2. L'état d'élancement Vers : le Désir

Nous avons déjà parlé de la certitude sensible afin de caractériser ce qui constitue la condition originaire de l'individu singulier. Maintenant nous essaierons d'explorer l'émergence de la conscience de soi et sa relation avec le désir sans nous éloigner de nos figures coordonnées : la condition d'ouverture et de l'état d'élancement Vers. Éclairons, avant de continuer, que dans le système hégélien toutes les conditions et figures spirituelles, qui rendent possible la complexité de la vie humaine, sont là depuis le début en tant que possibilités. Tant la conscience de soi que le désir sont là depuis le début.

A partir de cet éclairement initial, nous pourrions affirmer que la Phénoménologie de l'esprit est un discours philosophique qui essaie de comprendre les développements de ce qui est originairement en puissance (en soi) et ce qui se déploie pendant la vie de l'esprit (pour soi). L'individu singulier est, dès l'origine, traversé par ce qu'il est en soi et qui se déploiera d'une façon rationnelle sous les formes de conscience de soi, le travail, l'histoire et la culture qui ne sont que des manifestations de l'esprit en devenant absolu à moment présent. Cette compréhension se constitue dans la téléologie qui traverse l'ouvrage phénoménologique de Hegel : tout ce qui est pour soi est là depuis le début. Autrement dit, l'individu contient en puissance des déterminations qui donneront la forme à sa relation avec ce qui est extérieur à lui.

À partir de cette téléologie hégélienne nous pourrions tirer une hypothèse provisoire : si tout est là depuis le début, il ne nous reste que nous mener nous-mêmes à l'origine afin de comprendre ce qui se déploie à présent. Nous avons voyagé déjà à l'origine de la relation entre l'individu singulier et la chose-là en prenant comme fil conducteur la figure de l'ouverture comme la condition de toute l'expérience. A ce moment-là, l'individu était face à la chose-là qui était pour lui au cours de l'expérience sensible. Il a gagné dans cette position une compréhension négative et différenciée de ce qu'il n'est pas. Il est par opposition non-ceci, non-arbre, non-maison. Cependant, la vitalité de ce « non » termine par qualifier la réalité privative de l'expérience et par démontrer la force négative15 de la conscience naturelle. Elle est     incapable de saisir le mouvement de la pluralité qui coule dans le temps et l'espace16. La conscience naturelle nie ce qu'elle ne peut pas saisir17.

Cependant, l'incapacité de saisir qui caractérise la conscience naturelle exige à la réflexion phénoménologique de se mener vers une nouvelle figure de l'esprit. D'après Hegel, le « Je est à la fois le contenu de la relation et l'acte de la relation ; il est lui-même face à une autre chose, en même temps qu'il gagne sur cet autre, qui pour lui, tout aussi bien, est uniquement lui-même»(Hegel,2012 : 188).

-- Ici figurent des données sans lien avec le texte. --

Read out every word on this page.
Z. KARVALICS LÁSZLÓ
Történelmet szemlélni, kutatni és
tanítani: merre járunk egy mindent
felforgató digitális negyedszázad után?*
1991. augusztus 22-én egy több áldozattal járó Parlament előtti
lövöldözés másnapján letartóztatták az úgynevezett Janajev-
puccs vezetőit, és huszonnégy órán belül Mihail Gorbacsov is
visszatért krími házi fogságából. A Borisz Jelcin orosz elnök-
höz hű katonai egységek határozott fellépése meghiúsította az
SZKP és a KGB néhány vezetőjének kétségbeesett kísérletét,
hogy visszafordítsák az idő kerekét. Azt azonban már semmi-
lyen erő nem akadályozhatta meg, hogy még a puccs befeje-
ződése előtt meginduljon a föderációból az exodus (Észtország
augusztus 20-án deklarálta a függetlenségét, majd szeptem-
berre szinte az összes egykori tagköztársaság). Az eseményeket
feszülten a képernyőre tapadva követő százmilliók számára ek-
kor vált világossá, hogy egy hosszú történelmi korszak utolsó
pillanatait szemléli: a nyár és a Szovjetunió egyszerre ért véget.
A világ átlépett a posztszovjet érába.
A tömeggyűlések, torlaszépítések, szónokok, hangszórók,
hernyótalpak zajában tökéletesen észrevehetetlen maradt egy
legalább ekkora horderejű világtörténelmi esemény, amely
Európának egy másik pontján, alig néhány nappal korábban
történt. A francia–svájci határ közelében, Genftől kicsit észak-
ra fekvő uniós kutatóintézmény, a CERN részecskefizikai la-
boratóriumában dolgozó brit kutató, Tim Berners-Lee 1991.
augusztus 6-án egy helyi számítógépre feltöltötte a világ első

Que le Je se comprenne soi-même comme le contenu de la relation et l'acte de la relation seulement pourrait signifier qu'il tombe à l'intérieur d'un premier moment de la conscience de soi : « Elle [la conscience] a pour essence et objet absolu Je » (Hegel, 2012 : 198). La conscience de soi émerge comme savoir de soi-même : Je contenu et Je acte. Mais quelle sorte de savoir est-il si la conscience de soi est opposée uniquement au monde sensible ? Quel est la valeur d'un savoir simple comme : « Je suis Je » ?

La valeur de cette nouvelle figure est capitale pour la Phénoménologie et pour notre recherche en métaphysique. La conscience de soi émerge comme l'expression du Désir, elle est (elle-même) DÉSIR (Cf. Hegel, 2012 : 189). Elle VEUT devenir essentielle, singulière et identique à soi-même par opposition à tout ce qu'elle n'est pas (négation). Elle VEUT se poser comme contenu et activité de la totalité du réel, en tant qu'elle a pour essence et objet absolu son propre Je.

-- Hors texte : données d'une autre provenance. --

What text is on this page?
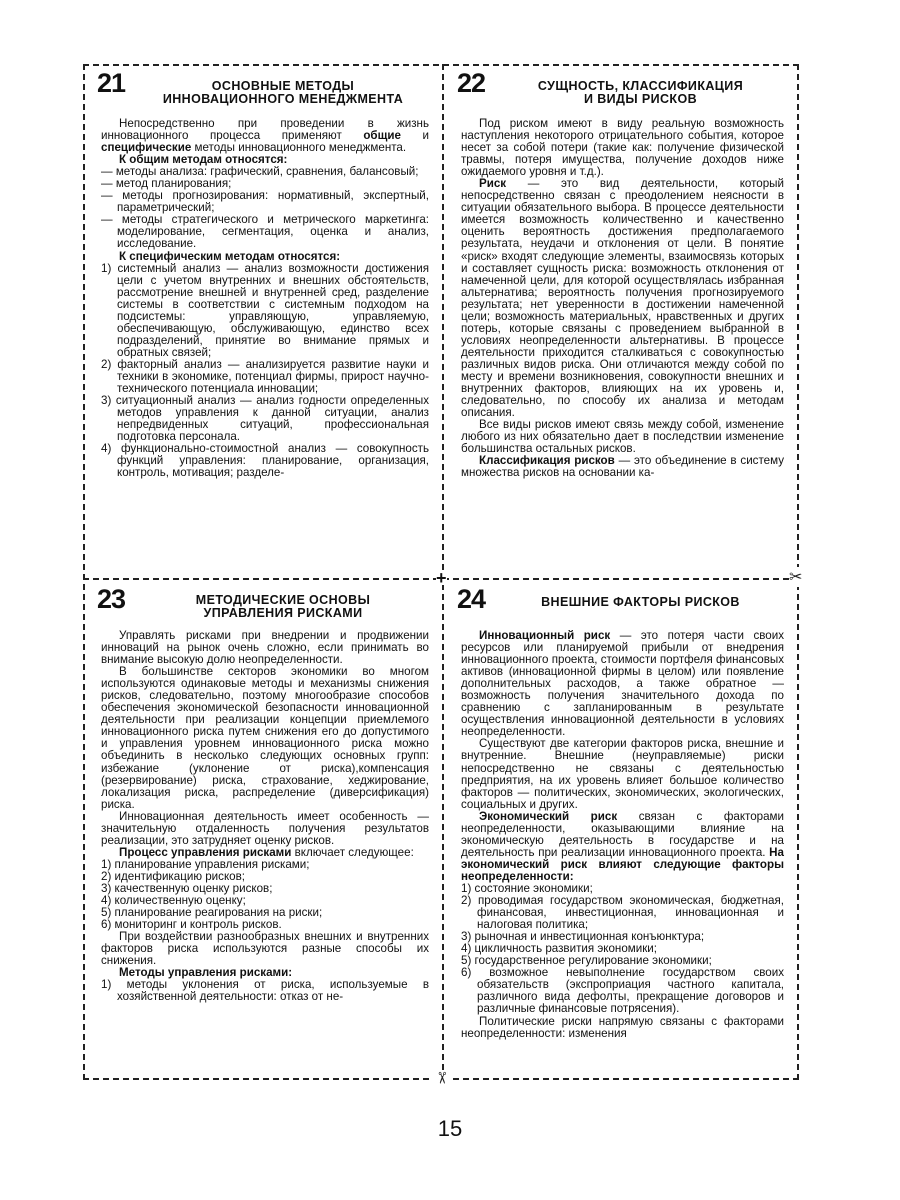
21	ОСНОВНЫЕ МЕТОДЫ
ИННОВАЦИОННОГО МЕНЕДЖМЕНТА

Непосредственно при проведении в жизнь инновационного процесса применяют общие и специфические методы инновационного менеджмента.

К общим методам относятся:

— методы анализа: графический, сравнения, балансовый;
— метод планирования;
— методы прогнозирования: нормативный, экспертный, параметрический;
— методы стратегического и метрического маркетинга: моделирование, сегментация, оценка и анализ, исследование.

К специфическим методам относятся:

1) системный анализ — анализ возможности достижения цели с учетом внутренних и внешних обстоятельств, рассмотрение внешней и внутренней сред, разделение системы в соответствии с системным подходом на подсистемы: управляющую, управляемую, обеспечивающую, обслуживающую, единство всех подразделений, принятие во внимание прямых и обратных связей;
2) факторный анализ — анализируется развитие науки и техники в экономике, потенциал фирмы, прирост научно-технического потенциала инновации;
3) ситуационный анализ — анализ годности определенных методов управления к данной ситуации, анализ непредвиденных ситуаций, профессиональная подготовка персонала.
4) функционально-стоимостной анализ — совокупность функций управления: планирование, организация, контроль, мотивация; разделе-
22	СУЩНОСТЬ, КЛАССИФИКАЦИЯ
И ВИДЫ РИСКОВ

Под риском имеют в виду реальную возможность наступления некоторого отрицательного события, которое несет за собой потери (такие как: получение физической травмы, потеря имущества, получение доходов ниже ожидаемого уровня и т.д.).

Риск — это вид деятельности, который непосредственно связан с преодолением неясности в ситуации обязательного выбора. В процессе деятельности имеется возможность количественно и качественно оценить вероятность достижения предполагаемого результата, неудачи и отклонения от цели. В понятие «риск» входят следующие элементы, взаимосвязь которых и составляет сущность риска: возможность отклонения от намеченной цели, для которой осуществлялась избранная альтернатива; вероятность получения прогнозируемого результата; нет уверенности в достижении намеченной цели; возможность материальных, нравственных и других потерь, которые связаны с проведением выбранной в условиях неопределенности альтернативы. В процессе деятельности приходится сталкиваться с совокупностью различных видов риска. Они отличаются между собой по месту и времени возникновения, совокупности внешних и внутренних факторов, влияющих на их уровень и, следовательно, по способу их анализа и методам описания.

Все виды рисков имеют связь между собой, изменение любого из них обязательно дает в последствии изменение большинства остальных рисков.

Классификация рисков — это объединение в систему множества рисков на основании ка-

23	МЕТОДИЧЕСКИЕ ОСНОВЫ
УПРАВЛЕНИЯ РИСКАМИ

Управлять рисками при внедрении и продвижении инноваций на рынок очень сложно, если принимать во внимание высокую долю неопределенности.

В большинстве секторов экономики во многом используются одинаковые методы и механизмы снижения рисков, следовательно, поэтому многообразие способов обеспечения экономической безопасности инновационной деятельности при реализации концепции приемлемого инновационного риска путем снижения его до допустимого и управления уровнем инновационного риска можно объединить в несколько следующих основных групп: избежание (уклонение от риска),компенсация (резервирование) риска, страхование, хеджирование, локализация риска, распределение (диверсификация) риска.

Инновационная деятельность имеет особенность — значительную отдаленность получения результатов реализации, это затрудняет оценку рисков.

Процесс управления рисками включает следующее:

1) планирование управления рисками;
2) идентификацию рисков;
3) качественную оценку рисков;
4) количественную оценку;
5) планирование реагирования на риски;
6) мониторинг и контроль рисков.

При воздействии разнообразных внешних и внутренних факторов риска используются разные способы их снижения.

Методы управления рисками:

1) методы уклонения от риска, используемые в хозяйственной деятельности: отказ от не-
24	ВНЕШНИЕ ФАКТОРЫ РИСКОВ

Инновационный риск — это потеря части своих ресурсов или планируемой прибыли от внедрения инновационного проекта, стоимости портфеля финансовых активов (инновационной фирмы в целом) или появление дополнительных расходов, а также обратное — возможность получения значительного дохода по сравнению с запланированным в результате осуществления инновационной деятельности в условиях неопределенности.

Существуют две категории факторов риска, внешние и внутренние. Внешние (неуправляемые) риски непосредственно не связаны с деятельностью предприятия, на их уровень влияет большое количество факторов — политических, экономических, экологических, социальных и других.

Экономический риск связан с факторами неопределенности, оказывающими влияние на экономическую деятельность в государстве и на деятельность при реализации инновационного проекта. На экономический риск влияют следующие факторы неопределенности:

1) состояние экономики;
2) проводимая государством экономическая, бюджетная, финансовая, инвестиционная, инновационная и налоговая политика;
3) рыночная и инвестиционная конъюнктура;
4) цикличность развития экономики;
5) государственное регулирование экономики;
6) возможное невыполнение государством своих обязательств (экспроприация частного капитала, различного вида дефолты, прекращение договоров и различные финансовые потрясения).

Политические риски напрямую связаны с факторами неопределенности: изменения

+	✂
✂
15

A la différence de la conscience naturelle qui caractérisait la certitude sensible, la conscience de soi sait deux objets : a) des objets de la certitude sensible et b) de soi-même en tant qu'essence véritable qui est par opposition à l'objet nié. Plus clairement dit, tandis que la conscience naturelle est une sorte de conscience face aux objets de la certitude sensible, la conscience de soi émerge comme l'effort de la conscience pour se prendre soi-même comme son propre objet.

La force de la conscience est, affirme Judith Butler, la capacité caractéristique de la conscience de soi de se penser soi-même comme différenciée, comme capable de saisir le mouvement plural qui coule dans le temps et l'espace et que la conscience naturelle n'était pas capable de saisir (Cf. Butler, 2001 : 51). Mais, affirmait Hegel dans le §426 de Y Encyclopédie des sciences philosophiques, l'auto-conscience est encore enracinée dans l'immédiateté, raison pour laquelle elle est encore singularité et désir appétitif. Pour elle l'objet n'oppose aucune résistance parce qu'il est un en soi qui ne peut pas s'élever à la condition de soi-même.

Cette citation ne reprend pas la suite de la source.